If that was true, then the last remaining question was Nnnnnn-gt-vvv’s own trustworthiness. My judgment was demonstrably faulty: I should not have sacrificed Barlow’s team to Kvv-vzht-mmmm-vvt’s benevolence. But Nnnnnn-gt-vvv wasn’t asking for targets, or probing for vulnerability. I could work with it, at least for now.

“All right.” My nails still dug into my skin; I mustn’t let them draw blood. “Let’s go, then.”

“She’s not used to giving directions in the outskirts,” said Clara. “How are you going to know where to go?”

“Can you explain it to her?” Tentacles swiveled in her direction. “You should stay here, in safety, while she takes me to the hotel.”

“But I’m not gonna. First, because I’m your travel-mate. Second because Kvv-vzht-mmmm-vvt could send someone to find me as easily as you found Miss Marsh here. This place isn’t ‘safe’ anymore.” Nnnnnn-gt-vvv’s hum sounded distressed, but it didn’t argue further.

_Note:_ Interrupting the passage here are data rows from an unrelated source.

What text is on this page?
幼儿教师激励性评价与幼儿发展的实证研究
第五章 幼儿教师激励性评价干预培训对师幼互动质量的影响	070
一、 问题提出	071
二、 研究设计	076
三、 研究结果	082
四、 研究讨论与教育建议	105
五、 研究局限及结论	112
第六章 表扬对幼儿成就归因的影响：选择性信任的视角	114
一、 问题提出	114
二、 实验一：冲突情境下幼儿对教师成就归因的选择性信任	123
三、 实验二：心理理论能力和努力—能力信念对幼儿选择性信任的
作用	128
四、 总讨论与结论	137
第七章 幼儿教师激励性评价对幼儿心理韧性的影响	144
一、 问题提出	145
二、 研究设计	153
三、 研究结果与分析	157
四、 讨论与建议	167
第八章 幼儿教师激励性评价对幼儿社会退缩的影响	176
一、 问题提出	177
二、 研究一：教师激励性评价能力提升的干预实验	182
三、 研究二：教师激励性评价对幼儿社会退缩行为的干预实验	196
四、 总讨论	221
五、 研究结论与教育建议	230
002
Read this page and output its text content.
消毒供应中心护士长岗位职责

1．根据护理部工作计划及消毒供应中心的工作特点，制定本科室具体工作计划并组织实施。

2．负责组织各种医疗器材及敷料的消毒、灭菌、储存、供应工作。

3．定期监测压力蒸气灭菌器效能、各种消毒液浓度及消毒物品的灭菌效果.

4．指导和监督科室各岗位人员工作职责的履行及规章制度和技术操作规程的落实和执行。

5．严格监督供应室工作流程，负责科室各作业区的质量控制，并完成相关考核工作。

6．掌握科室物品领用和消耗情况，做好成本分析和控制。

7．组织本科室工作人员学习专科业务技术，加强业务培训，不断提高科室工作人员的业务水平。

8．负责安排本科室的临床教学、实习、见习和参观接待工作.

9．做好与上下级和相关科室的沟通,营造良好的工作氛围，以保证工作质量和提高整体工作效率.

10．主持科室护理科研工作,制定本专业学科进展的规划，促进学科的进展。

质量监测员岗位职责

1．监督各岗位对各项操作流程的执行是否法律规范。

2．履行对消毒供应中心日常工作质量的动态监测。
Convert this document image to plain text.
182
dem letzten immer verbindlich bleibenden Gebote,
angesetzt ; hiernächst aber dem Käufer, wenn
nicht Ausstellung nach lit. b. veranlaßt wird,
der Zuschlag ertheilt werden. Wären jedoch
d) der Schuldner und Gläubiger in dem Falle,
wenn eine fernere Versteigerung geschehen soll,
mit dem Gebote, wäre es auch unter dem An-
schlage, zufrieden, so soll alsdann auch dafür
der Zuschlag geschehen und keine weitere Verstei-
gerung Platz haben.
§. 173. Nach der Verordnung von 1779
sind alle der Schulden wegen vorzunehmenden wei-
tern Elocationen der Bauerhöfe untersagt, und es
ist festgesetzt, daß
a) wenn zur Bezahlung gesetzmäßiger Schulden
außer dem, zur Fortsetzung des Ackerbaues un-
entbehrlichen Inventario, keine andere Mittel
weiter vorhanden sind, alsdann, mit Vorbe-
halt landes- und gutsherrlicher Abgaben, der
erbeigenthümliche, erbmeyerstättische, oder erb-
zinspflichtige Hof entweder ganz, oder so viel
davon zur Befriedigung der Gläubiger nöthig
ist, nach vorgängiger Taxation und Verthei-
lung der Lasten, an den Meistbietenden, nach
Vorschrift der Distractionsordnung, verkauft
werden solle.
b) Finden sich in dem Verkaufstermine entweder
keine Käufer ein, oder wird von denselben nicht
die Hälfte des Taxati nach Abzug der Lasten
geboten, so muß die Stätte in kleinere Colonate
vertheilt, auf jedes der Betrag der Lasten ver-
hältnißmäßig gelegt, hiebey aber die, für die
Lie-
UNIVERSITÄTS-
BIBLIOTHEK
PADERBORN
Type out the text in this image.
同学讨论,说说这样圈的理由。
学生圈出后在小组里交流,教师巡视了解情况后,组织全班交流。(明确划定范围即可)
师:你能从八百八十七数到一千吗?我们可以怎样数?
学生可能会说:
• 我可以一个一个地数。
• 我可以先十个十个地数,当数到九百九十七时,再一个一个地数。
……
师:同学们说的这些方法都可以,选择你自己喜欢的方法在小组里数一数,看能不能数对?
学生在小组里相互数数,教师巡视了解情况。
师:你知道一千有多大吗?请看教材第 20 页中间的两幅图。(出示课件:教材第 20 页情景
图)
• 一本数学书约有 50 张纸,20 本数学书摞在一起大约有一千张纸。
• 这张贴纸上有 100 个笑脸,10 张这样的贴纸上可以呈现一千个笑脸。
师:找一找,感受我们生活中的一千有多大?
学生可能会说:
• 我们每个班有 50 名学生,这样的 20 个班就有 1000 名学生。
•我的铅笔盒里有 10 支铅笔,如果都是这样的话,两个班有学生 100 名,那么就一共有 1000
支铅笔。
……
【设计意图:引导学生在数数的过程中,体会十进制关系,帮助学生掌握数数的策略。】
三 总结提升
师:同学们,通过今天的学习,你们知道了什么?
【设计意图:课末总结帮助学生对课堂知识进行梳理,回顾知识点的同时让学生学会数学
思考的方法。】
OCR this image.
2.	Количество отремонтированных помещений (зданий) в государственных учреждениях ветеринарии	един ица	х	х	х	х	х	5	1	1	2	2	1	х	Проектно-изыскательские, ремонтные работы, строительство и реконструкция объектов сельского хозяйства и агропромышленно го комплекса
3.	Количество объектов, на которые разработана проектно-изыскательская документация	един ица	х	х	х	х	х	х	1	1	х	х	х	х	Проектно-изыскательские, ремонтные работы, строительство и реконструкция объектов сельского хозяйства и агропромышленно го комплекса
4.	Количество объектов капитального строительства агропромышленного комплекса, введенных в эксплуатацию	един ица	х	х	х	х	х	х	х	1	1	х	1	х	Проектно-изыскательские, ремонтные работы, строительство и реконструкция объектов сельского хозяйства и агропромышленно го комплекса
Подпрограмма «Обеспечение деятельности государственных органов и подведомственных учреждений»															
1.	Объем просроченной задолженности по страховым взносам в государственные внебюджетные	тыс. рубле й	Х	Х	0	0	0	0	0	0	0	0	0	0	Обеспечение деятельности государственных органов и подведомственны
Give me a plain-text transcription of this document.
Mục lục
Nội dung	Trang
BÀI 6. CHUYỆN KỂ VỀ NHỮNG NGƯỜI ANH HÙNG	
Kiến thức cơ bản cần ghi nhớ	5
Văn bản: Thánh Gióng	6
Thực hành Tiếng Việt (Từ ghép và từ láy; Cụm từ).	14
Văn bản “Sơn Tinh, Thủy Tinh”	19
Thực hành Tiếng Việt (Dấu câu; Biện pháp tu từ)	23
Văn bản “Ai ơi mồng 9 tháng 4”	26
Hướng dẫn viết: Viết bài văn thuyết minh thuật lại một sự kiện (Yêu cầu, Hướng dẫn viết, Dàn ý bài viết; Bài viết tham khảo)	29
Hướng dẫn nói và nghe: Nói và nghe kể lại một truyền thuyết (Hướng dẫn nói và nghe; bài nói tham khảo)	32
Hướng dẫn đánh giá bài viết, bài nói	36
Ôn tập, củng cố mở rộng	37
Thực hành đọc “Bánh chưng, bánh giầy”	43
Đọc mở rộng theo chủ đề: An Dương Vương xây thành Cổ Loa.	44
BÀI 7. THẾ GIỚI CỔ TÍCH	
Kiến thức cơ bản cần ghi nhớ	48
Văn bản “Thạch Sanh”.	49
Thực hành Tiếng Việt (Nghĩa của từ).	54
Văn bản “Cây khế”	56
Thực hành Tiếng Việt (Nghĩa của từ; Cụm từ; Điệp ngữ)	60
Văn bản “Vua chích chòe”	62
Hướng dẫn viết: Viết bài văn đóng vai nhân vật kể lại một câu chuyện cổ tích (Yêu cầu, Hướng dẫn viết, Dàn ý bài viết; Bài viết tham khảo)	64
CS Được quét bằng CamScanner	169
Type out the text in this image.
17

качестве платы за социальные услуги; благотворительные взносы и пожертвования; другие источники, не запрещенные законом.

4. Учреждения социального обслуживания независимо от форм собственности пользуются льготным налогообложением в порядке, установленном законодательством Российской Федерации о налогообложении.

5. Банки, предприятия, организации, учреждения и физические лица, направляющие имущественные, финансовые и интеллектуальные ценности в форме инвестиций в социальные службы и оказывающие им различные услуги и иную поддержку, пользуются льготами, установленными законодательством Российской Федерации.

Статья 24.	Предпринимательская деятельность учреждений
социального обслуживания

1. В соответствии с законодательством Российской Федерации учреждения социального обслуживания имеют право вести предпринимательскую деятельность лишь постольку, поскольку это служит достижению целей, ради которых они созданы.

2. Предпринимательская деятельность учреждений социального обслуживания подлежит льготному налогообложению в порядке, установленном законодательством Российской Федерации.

“What do I need to do?” I asked.

“Even without equipment Nnnnnn-gt-vvv can—not exactly see your thoughts, but perceive the shape of your mind. If you think about where you met these people, not just what the place looked like but also how you got there, the map of the world around it, he should be able to get close. From the outskirts you can look at the world and point out the right room.”

“It’s easy,” said Shelean. “All you have to do is not get distracted by getting yanked out of physical reality for the first time.”

“You shut up for once,” suggested Clara. “What are they doing back at the mine now?”

“Aphra’s secret agents just left. If Kvv-vzht-mmmm-vvt did anything big to them, it wasn’t while I was in the room—but it hasn’t exactly been carting me around. There was a lot of negotiation behind doors.”

“One at a time?” I asked.

“They stuck together, as far as I could tell. But again, I’m basically planted in the conversation circle listening to gossip, and trying to get Freddy past”—she mimicked a child’s distressed whine—“‘But how can they be fighting with each other?’ Poor boy, he so wants them to be better than humans.”

“Do you love him?” I asked abruptly.

She sighed, exaggerated as a heartsick youth. But her voice turned sober again. “I’m getting there. I still feel the wonder of having people I can really talk with, and I see that in him, too. He basks in ideas like he’s standing in the sun for the first time. I can’t fault him for naïveté while he’s still blinking at the light.”